Index

`daspi.statistics.confidence` ¶

Confidence interval functions for common statistical measures.

This module provides two-sided confidence interval calculations for a range of statistics, covering both single-sample and two-sample scenarios. All interval functions return a three-element tuple in the form (point_estimate, lower_bound, upper_bound), making them straightforward to use in tables and plots.

Available functions

Single-sample intervals:

mean_ci – confidence interval for the sample mean (t-distribution)
median_ci – confidence interval for the sample median
variance_ci – confidence interval for the variance (χ²-distribution)
stdev_ci – confidence interval for the standard deviation
proportion_ci – confidence interval for a binomial proportion

Process-capability intervals:

cp_ci – confidence interval for the Cp process-capability index
cpk_ci – confidence interval for the Cpk process-capability index

Two-sample / difference intervals:

delta_mean_ci – confidence interval for the difference of two means
delta_variance_ci – confidence interval for the ratio of two variances
delta_stdev_ci – confidence interval for the ratio of two standard deviations
delta_proportions_ci – confidence interval for the difference of two proportions

Regression / model intervals:

fit_ci – confidence band around a fitted OLS regression line
prediction_ci – prediction band for individual future observations

Helpers / utilities:

sem – standard error of the mean
bonferroni_ci – group-wise confidence intervals with Bonferroni correction
confidence_to_alpha – convert a confidence level to the corresponding α

Notes

The Bonferroni correction adjusts each individual confidence level so that the family-wise error rate across n simultaneous intervals does not exceed the nominal α.

References

Comprehensive confidence intervals for Python developers: https://aegis4048.github.io/comprehensive_confidence_intervals_for_python_developers

`mean_ci(sample, level=0.95, n_groups=1)` ¶

Two sided confidence interval for mean of data.

PARAMETER	DESCRIPTION
`sample`	A one-dimensional array-like object containing the samples. TYPE: `NumericSample1D`
`level`	confidence level, by default 0.95 TYPE: `float in (0, 1)` DEFAULT: `0.95`
`n_groups`	Used for Bonferroni method. Amount of groups to adjust the alpha risk within each group, that the total risk is not exceeded, by default 1 TYPE: `int` DEFAULT: `1`

RETURNS	DESCRIPTION
`x_bar`	expected value TYPE: `float`
`lower`	Lower confidence level TYPE: `float`
`upper`	Upper confidence levell TYPE: `float`

Notes

The underlying t.interval function assumes that the data follows a t-distribution. Additionally, this method assumes that the sample is representative of the population and that the data is independent and identically distributed.

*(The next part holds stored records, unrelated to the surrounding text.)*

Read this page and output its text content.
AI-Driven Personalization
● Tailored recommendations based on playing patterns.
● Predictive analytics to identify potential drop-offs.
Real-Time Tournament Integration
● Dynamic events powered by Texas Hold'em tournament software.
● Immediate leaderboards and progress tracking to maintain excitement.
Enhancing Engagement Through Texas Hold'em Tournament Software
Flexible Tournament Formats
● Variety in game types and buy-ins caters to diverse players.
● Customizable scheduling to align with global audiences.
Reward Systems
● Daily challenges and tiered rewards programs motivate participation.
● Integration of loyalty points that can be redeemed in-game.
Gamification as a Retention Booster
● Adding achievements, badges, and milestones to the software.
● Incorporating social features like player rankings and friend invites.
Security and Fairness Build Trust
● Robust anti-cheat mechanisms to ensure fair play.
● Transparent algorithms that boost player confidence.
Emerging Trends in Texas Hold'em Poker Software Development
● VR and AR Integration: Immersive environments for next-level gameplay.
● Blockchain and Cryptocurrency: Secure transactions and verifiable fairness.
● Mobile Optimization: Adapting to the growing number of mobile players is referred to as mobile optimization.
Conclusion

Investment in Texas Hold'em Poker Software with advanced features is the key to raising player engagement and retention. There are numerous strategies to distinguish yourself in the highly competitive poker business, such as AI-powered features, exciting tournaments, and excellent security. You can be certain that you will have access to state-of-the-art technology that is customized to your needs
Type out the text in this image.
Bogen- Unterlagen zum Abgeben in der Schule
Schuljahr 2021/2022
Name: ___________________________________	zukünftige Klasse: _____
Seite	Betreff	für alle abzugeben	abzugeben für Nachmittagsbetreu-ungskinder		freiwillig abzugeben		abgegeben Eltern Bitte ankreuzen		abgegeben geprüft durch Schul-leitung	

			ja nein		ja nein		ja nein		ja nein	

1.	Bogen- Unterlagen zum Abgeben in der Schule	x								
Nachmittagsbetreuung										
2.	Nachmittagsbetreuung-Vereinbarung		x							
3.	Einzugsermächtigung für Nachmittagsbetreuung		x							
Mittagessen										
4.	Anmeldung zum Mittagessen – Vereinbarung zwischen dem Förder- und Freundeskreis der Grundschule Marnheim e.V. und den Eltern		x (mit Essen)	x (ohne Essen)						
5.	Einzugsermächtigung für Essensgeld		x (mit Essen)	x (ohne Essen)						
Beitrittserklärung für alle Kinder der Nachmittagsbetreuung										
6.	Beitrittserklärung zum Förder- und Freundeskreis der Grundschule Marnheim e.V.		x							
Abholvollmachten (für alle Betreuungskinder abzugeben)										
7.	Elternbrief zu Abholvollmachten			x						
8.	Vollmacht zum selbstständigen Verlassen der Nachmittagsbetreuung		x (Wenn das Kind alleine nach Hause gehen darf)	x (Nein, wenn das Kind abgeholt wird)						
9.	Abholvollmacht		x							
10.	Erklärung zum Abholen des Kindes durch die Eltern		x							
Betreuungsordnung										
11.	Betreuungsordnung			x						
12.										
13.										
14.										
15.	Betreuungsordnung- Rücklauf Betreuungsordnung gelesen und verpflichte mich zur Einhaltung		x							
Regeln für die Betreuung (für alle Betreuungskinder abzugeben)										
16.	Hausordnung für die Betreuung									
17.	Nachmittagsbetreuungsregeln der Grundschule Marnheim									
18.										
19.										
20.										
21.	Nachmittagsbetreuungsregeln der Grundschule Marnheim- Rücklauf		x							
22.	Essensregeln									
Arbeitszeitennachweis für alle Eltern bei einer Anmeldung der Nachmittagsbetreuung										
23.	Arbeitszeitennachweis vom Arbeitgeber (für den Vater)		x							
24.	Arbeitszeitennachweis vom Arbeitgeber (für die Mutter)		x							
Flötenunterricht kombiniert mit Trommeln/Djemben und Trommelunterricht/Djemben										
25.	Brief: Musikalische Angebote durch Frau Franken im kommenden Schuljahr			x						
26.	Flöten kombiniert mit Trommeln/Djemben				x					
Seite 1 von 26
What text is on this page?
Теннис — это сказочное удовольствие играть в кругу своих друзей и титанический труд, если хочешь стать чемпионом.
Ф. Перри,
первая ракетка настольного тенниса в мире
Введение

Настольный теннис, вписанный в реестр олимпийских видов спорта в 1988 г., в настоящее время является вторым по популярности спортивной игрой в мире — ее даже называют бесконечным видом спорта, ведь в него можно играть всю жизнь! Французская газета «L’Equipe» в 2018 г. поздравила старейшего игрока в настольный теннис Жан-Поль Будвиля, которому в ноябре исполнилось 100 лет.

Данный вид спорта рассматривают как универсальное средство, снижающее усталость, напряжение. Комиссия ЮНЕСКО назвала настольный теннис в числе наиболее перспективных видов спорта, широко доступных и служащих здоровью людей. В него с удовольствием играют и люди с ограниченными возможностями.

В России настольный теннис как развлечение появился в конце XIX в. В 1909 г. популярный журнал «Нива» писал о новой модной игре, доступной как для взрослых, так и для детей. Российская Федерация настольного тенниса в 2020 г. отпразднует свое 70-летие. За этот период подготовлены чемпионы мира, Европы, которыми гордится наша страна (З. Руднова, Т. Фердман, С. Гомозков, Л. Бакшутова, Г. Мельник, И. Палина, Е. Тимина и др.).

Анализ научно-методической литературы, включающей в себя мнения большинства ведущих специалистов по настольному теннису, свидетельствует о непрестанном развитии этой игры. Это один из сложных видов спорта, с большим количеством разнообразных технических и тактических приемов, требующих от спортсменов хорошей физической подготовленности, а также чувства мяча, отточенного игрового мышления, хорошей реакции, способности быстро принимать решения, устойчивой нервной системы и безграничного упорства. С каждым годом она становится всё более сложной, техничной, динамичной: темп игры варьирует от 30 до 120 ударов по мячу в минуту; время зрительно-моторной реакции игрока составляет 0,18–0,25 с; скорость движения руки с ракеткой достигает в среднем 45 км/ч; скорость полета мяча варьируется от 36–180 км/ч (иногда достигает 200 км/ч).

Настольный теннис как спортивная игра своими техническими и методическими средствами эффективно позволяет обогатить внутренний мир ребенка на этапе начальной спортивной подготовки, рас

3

`median_ci(sample, level=0.95, n_groups=1)` ¶

Two sided confidence interval for median of data

PARAMETER	DESCRIPTION
`sample`	A one-dimensional array-like object containing the samples. TYPE: `NumericSample1D`
`level`	confidence level, by default 0.95 TYPE: `float in (0, 1)` DEFAULT: `0.95`
`n_groups`	Used for Bonferroni method. Amount of groups to adjust the alpha risk within each group, that the total risk is not exceeded, by default 1 TYPE: `int` DEFAULT: `1`

RETURNS	DESCRIPTION
`median`	median of data TYPE: `float`
`lower`	Lower confidence level TYPE: `float`
`upper`	Upper confidence levell TYPE: `float`

Notes

The underlying t.interval function assumes that the data follows a t-distribution. Additionally, this method assumes that the sample is representative of the population and that the data is independent and identically distributed.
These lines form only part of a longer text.